Etats-Unis : George Santos, l’élu mythomane qui n’en finit plus d’embarrasser les républicains

Elu dans l’Etat de New York, le député George Santos est un affabulateur hors norme… dont les conservateurs auront cependant du mal à se débarrasser.

A Washington, on a l’habitude des hommes politiques qui enjolivent leur biographie et jonglent avec les demi-vérités. Mais le républicain George Santos bat tous les records. Ce représentant de l’Etat de New York au Congrès, élu en novembre, est un mythomane invétéré. Fin décembre, avant que le nouveau Congrès n’entre en session parlementaire, le New York Times révèle que le nouvel élu républicain a menti sur des pans entiers de son existence. Tous les jours, une nouvelle affabulation est révélée. Contrairement à ses affirmations, George Santos n’a pas fait ses études à l’Horace Mann School, un lycée chic de New York, ni à l’université de New York. Il n’a jamais été une star du volley-ball au Baruch College, pour la simple raison qu’il n’a jamais mis les pieds dans cette faculté. Il n’a jamais travaillé non plus chez Goldman Sachs ou Citigroup. Il n’est pas juif, et ses grands-parents n’ont pas fui l’Ukraine pendant la Seconde Guerre mondiale, mais sont nés sous le soleil du Brésil. Sa mère n’est pas morte dans l’attentat du World Trade Center. Et il ne gère pas un gros patrimoine immobilier, qu’il affirme détenir. Au contraire, il a été expulsé plusieurs fois, faute de payer son loyer.

Ce n’est pas tout. Son organisation de protection des animaux, Friends of Pets United (Union des amis des animaux) est accusée d’avoir volé 3 000 dollars collectés en ligne et censés financer l’opération du chien d’un ancien combattant handicapé. Par ailleurs, Santos se déclare gay, mais il a été marié et soutient des politiques anti-LGBTQ. Enfin, il aurait participé à des shows de drag-queens au Brésil sous le nom de Kitara Ravache. Et une question se pose : comment être certain qu’il s’appelle réellement George Santos, car l’élu affectionne les pseudonymes… "Cela va nettement plus loin que ce que l’on voit normalement au Congrès, s’étonne Craig Volden, professeur de sciences politiques à l’université de Virginie. Cette combinaison de personnalité, de problèmes éthiques et de possibles manquements à la loi est tout à fait unique."

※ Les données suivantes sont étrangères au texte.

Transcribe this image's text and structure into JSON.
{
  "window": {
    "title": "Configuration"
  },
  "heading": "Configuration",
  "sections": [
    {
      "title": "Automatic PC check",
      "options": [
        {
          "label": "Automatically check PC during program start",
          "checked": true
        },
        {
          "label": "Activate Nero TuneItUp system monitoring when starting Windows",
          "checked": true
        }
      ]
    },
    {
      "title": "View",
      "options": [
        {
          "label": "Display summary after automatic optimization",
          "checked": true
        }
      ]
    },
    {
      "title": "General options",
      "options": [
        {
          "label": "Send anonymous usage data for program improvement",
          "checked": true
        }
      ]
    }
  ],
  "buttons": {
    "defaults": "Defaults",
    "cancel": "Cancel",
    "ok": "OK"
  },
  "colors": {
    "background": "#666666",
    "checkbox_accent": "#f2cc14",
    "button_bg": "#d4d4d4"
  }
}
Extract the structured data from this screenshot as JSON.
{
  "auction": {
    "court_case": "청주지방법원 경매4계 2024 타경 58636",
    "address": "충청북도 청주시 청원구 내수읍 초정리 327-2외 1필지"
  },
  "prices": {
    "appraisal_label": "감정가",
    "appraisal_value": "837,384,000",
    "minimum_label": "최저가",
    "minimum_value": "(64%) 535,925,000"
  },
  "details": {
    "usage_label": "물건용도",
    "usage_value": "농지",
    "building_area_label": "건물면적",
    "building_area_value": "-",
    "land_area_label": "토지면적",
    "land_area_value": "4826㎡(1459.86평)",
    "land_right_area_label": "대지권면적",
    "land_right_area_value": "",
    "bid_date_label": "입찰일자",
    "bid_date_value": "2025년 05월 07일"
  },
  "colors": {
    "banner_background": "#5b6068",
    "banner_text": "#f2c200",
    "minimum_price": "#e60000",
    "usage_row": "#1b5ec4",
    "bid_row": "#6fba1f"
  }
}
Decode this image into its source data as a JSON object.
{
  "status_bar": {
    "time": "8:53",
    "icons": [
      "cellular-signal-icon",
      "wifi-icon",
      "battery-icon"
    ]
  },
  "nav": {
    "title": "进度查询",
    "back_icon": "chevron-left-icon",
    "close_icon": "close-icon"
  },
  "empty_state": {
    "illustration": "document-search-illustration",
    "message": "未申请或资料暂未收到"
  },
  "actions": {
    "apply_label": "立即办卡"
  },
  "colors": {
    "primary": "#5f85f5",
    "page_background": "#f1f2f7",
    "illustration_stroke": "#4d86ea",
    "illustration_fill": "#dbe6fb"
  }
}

Sous la pression, le républicain de 34 ans, connu pour ses vestes de sport et ses pulls à col rond – et pour son culot ! – reconnaît avoir "embelli" son CV. Ce qui ne constitue pas un délit aux Etats-Unis. Le premier amendement de la Constitution protège la liberté d’expression, y compris les affabulations. Et même s’il fait l’objet de poursuites pénales, rien ne dit qu’il perdra son mandat. L’expulsion d’un membre de la Chambre des représentants se fait à la majorité des deux tiers.

"Le financement de sa campagne envoie de nombreux signaux d’alarme, note Brendan Quinn, au Campaign Legal Center, un groupe non partisan qui a demandé une enquête auprès de la Federal Election Commission. Il semble avoir violé les lois sur le financement des campagnes de plusieurs façons." Il a notamment versé, sur ses propres deniers, 705 000 dollars à sa propre campagne, une somme inexpliquée et assez curieuse pour quelqu’un qui, jusque-là, ne roulait pas sur l’or. Il aurait aussi utilisé des fonds pour ses dépenses personnelles. Des actions potentiellement illégales. Un de ses donateurs est le cousin de l’oligarque russe Viktor Vekselberg, sanctionné par le gouvernement américain. Résultat, le représentant fait l’objet de plusieurs enquêtes. Les autorités brésiliennes, de leur côté, ont rouvert le dossier d’une affaire de fraude concernant un carnet de chèques volé en 2008.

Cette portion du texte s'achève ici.